Conor Oberst and Phoebe Bridgers' Better Oblivion Community Center Became a "Real Band, Kind of by Accident"

BY Alex HudsonPublished Feb 5, 2019

An entire generation separates Better Oblivion Community Center bandmates Conor Oberst and Phoebe Bridgers, and the two are quick to poke fun at their 14-year age gap.
 
"He told me about Y2K and stuff," 24-year-old Bridgers says wryly in a phone interview with Exclaim!. "I had no idea what that was. And Friendster."
 
Oberst, 38, chuckles and chimes in, "I don't understand memes all the time. She has to explain to me why something is funny."

 
Age gap aside, the two have a lot more similarities than they have differences. They met at a show in 2016, where Oberst was instantly struck by Bridgers' soft yet confident voice and gorgeously intimate lyrics. Bridgers had grown up as a superfan of Oberst's band Bright Eyes, so it wasn't long before the pair struck up a collaboration.
 
"We both do the same thing, which is that we're songwriters who tend to write about our feelings," Oberst points out. "I was amazed at how much could go unsaid immediately. We were coming from the same place in a pretty big way, and that was really nice."
 
Oberst contributed backing vocals to one of Bridgers' solo tunes, "Would You Rather" from 2017's Stranger in the Alps, and the new friends began working on new material together.

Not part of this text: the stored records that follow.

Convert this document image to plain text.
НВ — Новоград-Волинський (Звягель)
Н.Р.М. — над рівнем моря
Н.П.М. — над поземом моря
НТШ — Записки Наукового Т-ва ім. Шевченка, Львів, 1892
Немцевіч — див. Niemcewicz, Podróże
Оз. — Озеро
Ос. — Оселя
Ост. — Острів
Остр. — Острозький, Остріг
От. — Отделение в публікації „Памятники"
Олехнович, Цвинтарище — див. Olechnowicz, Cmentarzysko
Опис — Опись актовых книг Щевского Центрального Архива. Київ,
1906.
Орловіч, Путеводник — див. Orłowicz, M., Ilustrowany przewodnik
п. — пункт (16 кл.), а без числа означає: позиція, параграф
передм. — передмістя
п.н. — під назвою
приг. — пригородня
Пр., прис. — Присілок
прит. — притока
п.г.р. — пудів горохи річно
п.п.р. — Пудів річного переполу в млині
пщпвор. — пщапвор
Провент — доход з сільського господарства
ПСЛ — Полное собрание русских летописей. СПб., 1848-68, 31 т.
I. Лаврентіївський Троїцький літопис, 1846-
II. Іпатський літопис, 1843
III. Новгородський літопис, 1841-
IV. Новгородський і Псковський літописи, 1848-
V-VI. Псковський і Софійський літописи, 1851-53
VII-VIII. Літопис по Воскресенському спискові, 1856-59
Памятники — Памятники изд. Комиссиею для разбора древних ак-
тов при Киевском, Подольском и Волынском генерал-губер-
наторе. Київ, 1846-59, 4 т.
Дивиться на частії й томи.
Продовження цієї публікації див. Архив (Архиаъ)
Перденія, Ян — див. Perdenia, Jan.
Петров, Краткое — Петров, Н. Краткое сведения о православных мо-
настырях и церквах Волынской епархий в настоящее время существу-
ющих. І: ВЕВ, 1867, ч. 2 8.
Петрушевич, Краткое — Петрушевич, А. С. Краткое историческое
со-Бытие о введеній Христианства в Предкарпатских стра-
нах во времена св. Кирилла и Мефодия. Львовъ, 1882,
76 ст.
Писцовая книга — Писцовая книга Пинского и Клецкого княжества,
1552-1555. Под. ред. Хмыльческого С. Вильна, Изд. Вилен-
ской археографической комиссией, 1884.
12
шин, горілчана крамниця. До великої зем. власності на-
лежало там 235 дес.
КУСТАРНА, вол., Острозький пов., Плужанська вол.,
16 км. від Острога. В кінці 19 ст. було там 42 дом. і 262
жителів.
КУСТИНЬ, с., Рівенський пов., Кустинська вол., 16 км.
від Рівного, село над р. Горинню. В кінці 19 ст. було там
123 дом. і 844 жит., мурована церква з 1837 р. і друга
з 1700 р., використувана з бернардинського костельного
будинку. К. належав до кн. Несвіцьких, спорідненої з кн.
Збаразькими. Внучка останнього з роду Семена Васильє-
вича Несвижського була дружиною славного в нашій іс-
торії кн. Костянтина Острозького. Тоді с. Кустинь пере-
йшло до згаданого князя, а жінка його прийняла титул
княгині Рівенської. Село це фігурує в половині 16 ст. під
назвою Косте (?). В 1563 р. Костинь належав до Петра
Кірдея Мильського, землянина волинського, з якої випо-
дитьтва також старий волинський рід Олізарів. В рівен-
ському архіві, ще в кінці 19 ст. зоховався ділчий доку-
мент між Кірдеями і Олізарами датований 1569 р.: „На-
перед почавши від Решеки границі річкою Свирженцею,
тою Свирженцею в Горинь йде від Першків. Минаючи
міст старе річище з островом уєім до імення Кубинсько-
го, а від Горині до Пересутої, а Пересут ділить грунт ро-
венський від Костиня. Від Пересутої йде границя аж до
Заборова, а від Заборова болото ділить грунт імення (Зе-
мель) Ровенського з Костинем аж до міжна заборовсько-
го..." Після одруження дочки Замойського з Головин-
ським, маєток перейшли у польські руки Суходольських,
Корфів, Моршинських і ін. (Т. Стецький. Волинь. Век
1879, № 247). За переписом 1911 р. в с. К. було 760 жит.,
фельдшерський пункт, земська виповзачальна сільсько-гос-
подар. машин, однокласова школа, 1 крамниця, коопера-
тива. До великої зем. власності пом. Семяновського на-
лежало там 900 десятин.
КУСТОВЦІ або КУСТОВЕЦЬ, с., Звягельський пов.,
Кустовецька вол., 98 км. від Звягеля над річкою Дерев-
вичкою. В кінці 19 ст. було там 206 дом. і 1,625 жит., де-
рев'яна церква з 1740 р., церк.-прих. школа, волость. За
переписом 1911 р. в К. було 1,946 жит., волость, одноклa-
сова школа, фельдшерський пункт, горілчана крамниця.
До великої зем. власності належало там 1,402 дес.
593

What was intended to be a one-off quickly snowballed, and they ended up finishing an entire album's worth of songs. 
 
"It was more old-school, sitting with guitars and notebooks and bouncing ideas off each other," says Oberst. "Not any trading demos over email or anything like that."
 
Fittingly, Better Oblivion Community Center's self-titled debut album sounds like a marriage of their melancholic talents. They split vocal duties evenly, trading off verses and singing in harmony on bittersweet folk ballads "I Didn't Know What I Was in For" and "Chesapeake." Single "Dylan Thomas" ventures into melancholic pop-rock territory, while the synth-driven "Exception to the Rule" evokes Bright Eyes' 2005 album Digital Ash in a Digital Urn.
 
So who wrote which parts?
 
"People have asked in interviews about who wrote what," Oberst notes. "Truly, in some cases, I don't remember. It was like, one of us wrote half the line and the other person changed several of the key words."
 
This means that, for these famously confessional songwriters, Better Oblivion Community Center is a little less personal that their usual work. The songs are often collections of ideas rather than cohesive narratives, and the lyrics aren't beholden to real life. Bridgers laughs and explains, "Songs are almost like dreams. It's like, first I was having sex with my ex-boyfriend, and then they were someone else, and then I was on Earth but it wasn't Earth and I was in the library suddenly."
 
Better Oblivion Community Center surprise-released their debut in late January, and they're currently rehearsing to take the album on tour with a full backing group — not bad for a songwriting experiment that began on a lark.

 
Bridgers says, "The special part of this project was that we were a real band, kind of by accident."